/TronderEnergiLossForecast

Project in TDT4173: Machine Learning

Primary LanguageJupyter Notebook

Grid Loss Time Series Forecasting: Three Machine Learning Approaches

Description

This project is inspired by the kaggle competition and paper linked below.

data source: https://www.kaggle.com/trnderenergikraft/grid-loss-time-series-dataset

reference paper: https://aaai.org/ojs/index.php/AAAI/article/view/7018

Project setup

This project manages virtual environments using pipenv. This can be downloaded using pip install pipenv.

When the projects is cloned open the directory in a terminal and run pipenv shell, and then pipenv install, to install dependencies. Then everything should be good to go.

File structure overview

📦TronderEnergiLossForecast
 ┣ 📂Data
 ┃ ┗ 📂raw (Test Data Location)
 ┃ ┃ ┣ 📜test.csv
 ┃ ┃ ┣ 📜test_backfilled_missing_data.csv
 ┃ ┃ ┗ 📜train.csv
 ┣ 📂Notebooks
 ┃ ┗ 📜LSTMgridloss.ipynb (Notebook containing LSTM Model)
 ┣ 📂Source
 ┃ ┣ 📜Baseline.py (The baseline prediction function)
 ┃ ┣ 📜DataLoading.py (Used for loading data to models)
 ┃ ┣ 📜DataVisualization.py (Plotting utility)
 ┃ ┣ 📜Evaluation.py (Used to run evaluation metrics)
 ┃ ┣ 📜ExponentialSmoothing.py (Run to see Holt-Winters results)
 ┃ ┣ 📜ExponentialSmoothingOptimization.py (Fitting method Holt-Winters)
 ┃ ┣ 📜ExponentialSmoothingPlotting.py (Plotting for Holt-Winters)
 ┃ ┣ 📜Metrics.py (Evaluation metrics)
 ┃ ┗ 📜Linear.py (Linear Regression model)
 ┣ 📜Pipfile (packages in pyenv)
 ┣ 📜Pipfile.lock
 ┗ 📜README.md

Guide to run the models

Holt-Winters

The files regarding the Holt-Winters method are

The implementations of the Holt-Winters functions are found in ExponentialSmoothing.py. For this file it is enough to run it. The main method will run through the dataset using, the offline method, evaluating it and plotting it. Then it will run the online method, evaluate it and plot it twice, firstly with the whole dataset, and the second time only with the test set.

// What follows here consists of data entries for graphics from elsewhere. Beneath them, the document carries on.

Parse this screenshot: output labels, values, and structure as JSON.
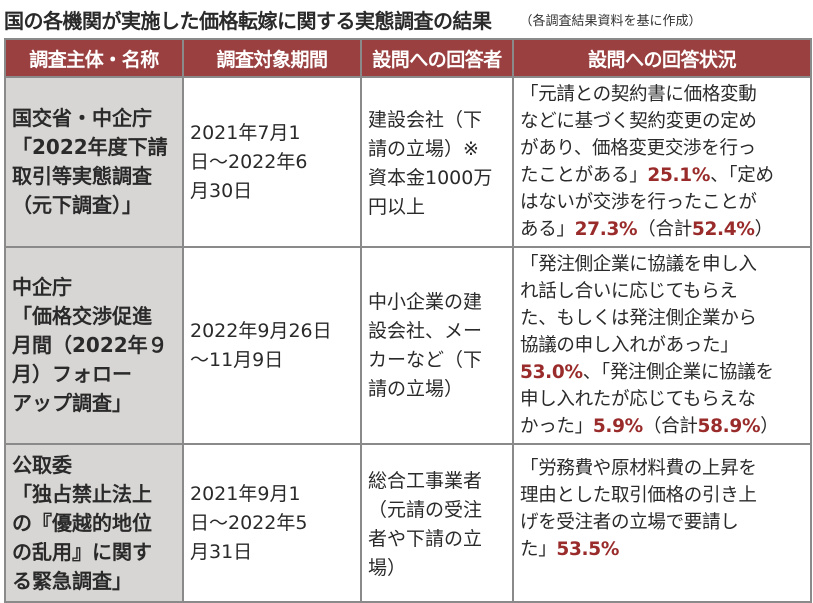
{
  "header": {
    "title": "国の各機関が実施した価格転嫁に関する実態調査の結果",
    "note": "（各調査結果資料を基に作成）"
  },
  "table": {
    "columns": [
      "調査主体・名称",
      "調査対象期間",
      "設問への回答者",
      "設問への回答状況"
    ],
    "rows": [
      {
        "name_lines": [
          "国交省・中企庁",
          "「2022年度下請",
          "取引等実態調査",
          "（元下調査）」"
        ],
        "period_lines": [
          "2021年7月1",
          "日～2022年6",
          "月30日"
        ],
        "respondent_lines": [
          "建設会社（下",
          "請の立場）※",
          "資本金1000万",
          "円以上"
        ],
        "answer": {
          "l1": "「元請との契約書に価格変動",
          "l2": "などに基づく契約変更の定め",
          "l3": "があり、価格変更交渉を行っ",
          "l4a": "たことがある」",
          "pct1": "25.1%",
          "l4b": "、「定め",
          "l5": "はないが交渉を行ったことが",
          "l6a": "ある」",
          "pct2": "27.3%",
          "l6b": "（合計",
          "total": "52.4%",
          "l6c": "）"
        }
      },
      {
        "name_lines": [
          "中企庁",
          "「価格交渉促進",
          "月間（2022年９",
          "月）フォロー",
          "アップ調査」"
        ],
        "period_lines": [
          "2022年9月26日",
          "～11月9日"
        ],
        "respondent_lines": [
          "中小企業の建",
          "設会社、メー",
          "カーなど（下",
          "請の立場）"
        ],
        "answer": {
          "l1": "「発注側企業に協議を申し入",
          "l2": "れ話し合いに応じてもらえ",
          "l3": "た、もしくは発注側企業から",
          "l4": "協議の申し入れがあった」",
          "pct1": "53.0%",
          "l5b": "、「発注側企業に協議を",
          "l6": "申し入れたが応じてもらえな",
          "l7a": "かった」",
          "pct2": "5.9%",
          "l7b": "（合計",
          "total": "58.9%",
          "l7c": "）"
        }
      },
      {
        "name_lines": [
          "公取委",
          "「独占禁止法上",
          "の『優越的地位",
          "の乱用』に関す",
          "る緊急調査」"
        ],
        "period_lines": [
          "2021年9月1",
          "日～2022年5",
          "月31日"
        ],
        "respondent_lines": [
          "総合工事業者",
          "（元請の受注",
          "者や下請の立",
          "場）"
        ],
        "answer": {
          "l1": "「労務費や原材料費の上昇を",
          "l2": "理由とした取引価格の引き上",
          "l3": "げを受注者の立場で要請し",
          "l4a": "た」",
          "pct1": "53.5%"
        }
      }
    ]
  }
}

The model parameters that are set as default in the holt-winters methods are found running the optimalization method in ExponentialSmoothingOptimization.py. This file can also be run as it is, however might take some time to complete. The output from running the file will be the found optimal values for α, β and γ.

Linear Regression

Everything related to the linear regression model is found in Linear.py.

To run the model on the test set with online learning: python Source/Linear.py

Parameters are found by doing a grid search with cross validation, before the model is trained on the entire training set and then is run on the test set. It takes about 1 hour to run.

LSTM

There are 2 options to run the LSTM model

  1. The notebook is available in Kaggle: https://www.kaggle.com/potetsos/lstmgridloss

This notebook is already computed, and the output values and results are therefore available in the notebook.
The notebook can also be run in Kaggle to reproduce the results.

  1. Download and run LSTMgridloss.ipynb
    In order to run the notebook locally, the input locations of the .csv files need to be changed to point at the local .csv files.